Vivian Naomi Fridell (October 15, 1912 - August 20, 1998) was an American actress who worked on radio.

==Early years==
Fridell was born in Milwaukee, Wisconsin. Her father was a Swedish actor, and three of her uncles were entertainers in Sweden. Fridell operated an adding machine in a Milwaukee bank before she went to college. She graduated from the University of Wisconsin's radio school, and she produced and wrote programs while she was there. She was a member of the Wisconsin Players and president of Phi Mu sorority.

== Career ==
One of Fridell's earliest jobs in radio was working as announcer on a three-day-a-week, 15-minute musical program on WGN in Chicago. She had the lead role of Mary Noble in the radio soap opera Backstage Wife from the show's debut in 1935 until production of the program moved from Chicago to New York in June 1945. She also starred on Road of Life, Wife vs. Secretary, and The Affairs of Anthony.

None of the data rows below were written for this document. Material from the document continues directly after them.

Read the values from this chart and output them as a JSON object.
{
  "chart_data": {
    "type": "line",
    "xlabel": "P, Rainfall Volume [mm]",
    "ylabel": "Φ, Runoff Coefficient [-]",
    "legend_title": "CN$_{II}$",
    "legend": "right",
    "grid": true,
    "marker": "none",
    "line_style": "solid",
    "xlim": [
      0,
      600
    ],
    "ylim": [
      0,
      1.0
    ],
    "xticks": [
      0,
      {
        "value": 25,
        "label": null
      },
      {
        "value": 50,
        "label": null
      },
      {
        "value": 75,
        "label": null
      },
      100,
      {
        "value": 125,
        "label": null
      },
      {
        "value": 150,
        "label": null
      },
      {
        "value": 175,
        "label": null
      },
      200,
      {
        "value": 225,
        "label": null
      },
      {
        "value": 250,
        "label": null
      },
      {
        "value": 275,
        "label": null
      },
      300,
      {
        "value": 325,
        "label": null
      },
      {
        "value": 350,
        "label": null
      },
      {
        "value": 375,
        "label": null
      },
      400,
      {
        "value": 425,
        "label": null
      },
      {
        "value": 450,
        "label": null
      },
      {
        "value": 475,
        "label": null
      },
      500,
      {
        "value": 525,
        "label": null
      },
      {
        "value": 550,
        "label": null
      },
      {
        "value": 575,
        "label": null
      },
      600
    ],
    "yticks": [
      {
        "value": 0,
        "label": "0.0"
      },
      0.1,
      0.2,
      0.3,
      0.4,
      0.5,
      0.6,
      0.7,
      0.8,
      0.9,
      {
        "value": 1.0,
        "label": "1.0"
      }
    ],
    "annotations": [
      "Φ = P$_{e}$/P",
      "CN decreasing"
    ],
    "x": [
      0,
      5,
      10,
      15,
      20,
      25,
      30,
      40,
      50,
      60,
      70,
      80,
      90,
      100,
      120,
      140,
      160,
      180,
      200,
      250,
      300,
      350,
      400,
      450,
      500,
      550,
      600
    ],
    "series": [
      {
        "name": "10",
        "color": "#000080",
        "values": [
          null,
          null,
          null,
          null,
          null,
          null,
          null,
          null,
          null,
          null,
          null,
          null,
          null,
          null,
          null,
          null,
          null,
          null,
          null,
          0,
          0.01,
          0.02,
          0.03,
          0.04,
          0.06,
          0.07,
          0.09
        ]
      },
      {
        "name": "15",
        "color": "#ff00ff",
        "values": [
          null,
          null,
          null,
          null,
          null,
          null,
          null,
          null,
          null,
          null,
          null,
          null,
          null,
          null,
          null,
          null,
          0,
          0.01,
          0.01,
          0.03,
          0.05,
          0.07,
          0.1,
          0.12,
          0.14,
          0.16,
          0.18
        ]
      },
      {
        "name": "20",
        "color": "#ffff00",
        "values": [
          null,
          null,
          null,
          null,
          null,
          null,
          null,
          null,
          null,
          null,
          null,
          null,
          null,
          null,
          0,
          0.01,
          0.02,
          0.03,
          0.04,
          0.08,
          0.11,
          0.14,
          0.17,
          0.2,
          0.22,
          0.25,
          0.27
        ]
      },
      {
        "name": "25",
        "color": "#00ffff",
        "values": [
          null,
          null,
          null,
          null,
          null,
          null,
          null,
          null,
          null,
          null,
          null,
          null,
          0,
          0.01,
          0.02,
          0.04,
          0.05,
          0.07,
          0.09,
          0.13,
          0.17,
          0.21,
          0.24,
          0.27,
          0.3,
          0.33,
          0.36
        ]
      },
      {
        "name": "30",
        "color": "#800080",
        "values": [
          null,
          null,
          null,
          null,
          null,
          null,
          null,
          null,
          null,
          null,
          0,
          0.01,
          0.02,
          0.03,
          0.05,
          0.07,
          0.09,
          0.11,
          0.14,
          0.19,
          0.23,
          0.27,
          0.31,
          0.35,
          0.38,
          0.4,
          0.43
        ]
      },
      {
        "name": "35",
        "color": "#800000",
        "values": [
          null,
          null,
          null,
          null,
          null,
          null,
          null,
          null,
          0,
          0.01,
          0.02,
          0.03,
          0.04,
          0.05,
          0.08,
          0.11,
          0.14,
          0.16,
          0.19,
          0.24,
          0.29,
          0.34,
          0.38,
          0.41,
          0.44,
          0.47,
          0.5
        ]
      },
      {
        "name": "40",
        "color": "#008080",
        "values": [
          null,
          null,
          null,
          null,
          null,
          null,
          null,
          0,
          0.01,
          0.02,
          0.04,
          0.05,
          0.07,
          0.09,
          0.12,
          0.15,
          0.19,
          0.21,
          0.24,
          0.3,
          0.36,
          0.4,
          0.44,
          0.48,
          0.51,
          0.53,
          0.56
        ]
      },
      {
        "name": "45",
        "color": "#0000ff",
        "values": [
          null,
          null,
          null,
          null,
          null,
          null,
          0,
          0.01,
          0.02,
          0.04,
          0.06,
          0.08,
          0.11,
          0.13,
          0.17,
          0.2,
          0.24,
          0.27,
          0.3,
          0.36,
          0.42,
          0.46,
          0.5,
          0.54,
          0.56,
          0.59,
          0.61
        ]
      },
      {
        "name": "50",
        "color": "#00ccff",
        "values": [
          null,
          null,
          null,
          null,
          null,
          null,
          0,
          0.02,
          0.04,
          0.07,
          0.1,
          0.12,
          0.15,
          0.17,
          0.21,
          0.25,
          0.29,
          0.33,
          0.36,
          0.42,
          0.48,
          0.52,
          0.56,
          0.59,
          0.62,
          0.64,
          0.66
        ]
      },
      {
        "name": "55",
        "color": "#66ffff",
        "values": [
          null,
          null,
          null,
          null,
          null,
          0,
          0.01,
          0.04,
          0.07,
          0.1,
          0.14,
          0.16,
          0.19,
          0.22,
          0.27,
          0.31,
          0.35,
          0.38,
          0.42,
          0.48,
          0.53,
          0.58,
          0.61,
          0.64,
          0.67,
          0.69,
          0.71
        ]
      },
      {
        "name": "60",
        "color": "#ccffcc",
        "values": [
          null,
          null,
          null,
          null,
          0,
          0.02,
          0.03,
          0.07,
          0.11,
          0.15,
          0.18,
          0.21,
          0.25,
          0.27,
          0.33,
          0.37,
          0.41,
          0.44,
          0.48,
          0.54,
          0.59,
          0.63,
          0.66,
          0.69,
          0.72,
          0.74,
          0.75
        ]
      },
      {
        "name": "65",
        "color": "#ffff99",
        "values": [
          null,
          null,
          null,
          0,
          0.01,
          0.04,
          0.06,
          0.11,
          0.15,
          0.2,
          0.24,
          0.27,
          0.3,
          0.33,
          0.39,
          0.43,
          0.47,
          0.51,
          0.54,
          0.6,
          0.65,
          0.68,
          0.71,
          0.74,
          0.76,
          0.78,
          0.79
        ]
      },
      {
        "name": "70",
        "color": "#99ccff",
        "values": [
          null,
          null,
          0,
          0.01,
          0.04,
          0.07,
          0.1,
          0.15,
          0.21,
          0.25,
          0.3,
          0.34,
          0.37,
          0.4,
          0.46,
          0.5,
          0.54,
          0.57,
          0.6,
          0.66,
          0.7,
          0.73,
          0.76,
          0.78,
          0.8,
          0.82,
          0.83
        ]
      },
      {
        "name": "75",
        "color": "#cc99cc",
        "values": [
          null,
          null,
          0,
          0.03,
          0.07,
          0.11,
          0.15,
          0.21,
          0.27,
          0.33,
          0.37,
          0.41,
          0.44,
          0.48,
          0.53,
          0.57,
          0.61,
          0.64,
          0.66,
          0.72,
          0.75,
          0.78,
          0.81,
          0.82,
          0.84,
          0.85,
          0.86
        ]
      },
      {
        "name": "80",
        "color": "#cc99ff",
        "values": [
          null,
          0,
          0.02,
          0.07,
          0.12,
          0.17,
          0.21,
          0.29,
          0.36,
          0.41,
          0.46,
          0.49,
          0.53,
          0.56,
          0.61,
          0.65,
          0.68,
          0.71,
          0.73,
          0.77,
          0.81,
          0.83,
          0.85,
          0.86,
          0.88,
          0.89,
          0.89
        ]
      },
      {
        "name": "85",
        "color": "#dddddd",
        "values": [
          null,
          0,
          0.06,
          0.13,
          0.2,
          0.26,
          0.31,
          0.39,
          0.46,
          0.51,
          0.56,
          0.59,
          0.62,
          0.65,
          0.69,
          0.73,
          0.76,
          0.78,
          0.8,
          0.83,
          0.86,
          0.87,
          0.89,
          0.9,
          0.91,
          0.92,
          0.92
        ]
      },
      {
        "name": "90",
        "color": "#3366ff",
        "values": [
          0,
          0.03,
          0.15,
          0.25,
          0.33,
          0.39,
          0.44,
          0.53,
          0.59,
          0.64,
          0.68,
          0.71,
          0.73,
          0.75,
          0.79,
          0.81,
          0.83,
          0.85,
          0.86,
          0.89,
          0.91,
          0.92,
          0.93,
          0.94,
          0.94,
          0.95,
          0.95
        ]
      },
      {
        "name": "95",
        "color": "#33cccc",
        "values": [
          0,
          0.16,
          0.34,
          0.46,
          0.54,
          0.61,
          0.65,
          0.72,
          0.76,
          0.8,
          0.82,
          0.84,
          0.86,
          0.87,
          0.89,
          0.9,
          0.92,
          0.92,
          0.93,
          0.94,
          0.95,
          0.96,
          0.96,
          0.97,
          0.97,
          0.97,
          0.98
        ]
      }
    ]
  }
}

After Fridell left acting, she taught drama to teenage students from her home in Glencoe, Illinois.

==Personal life and death==
Fridell was married to Gerritt James de Gelieke, a representative for Johns-Manville. Their home was in Madison, Wisconsin, but she spent five days a week in Chicago with her work on radio. She later married Benjamin Solomon, and they had a daughter. She died on August 20, 1998, in her home in Wilmette, Illinois, aged 85.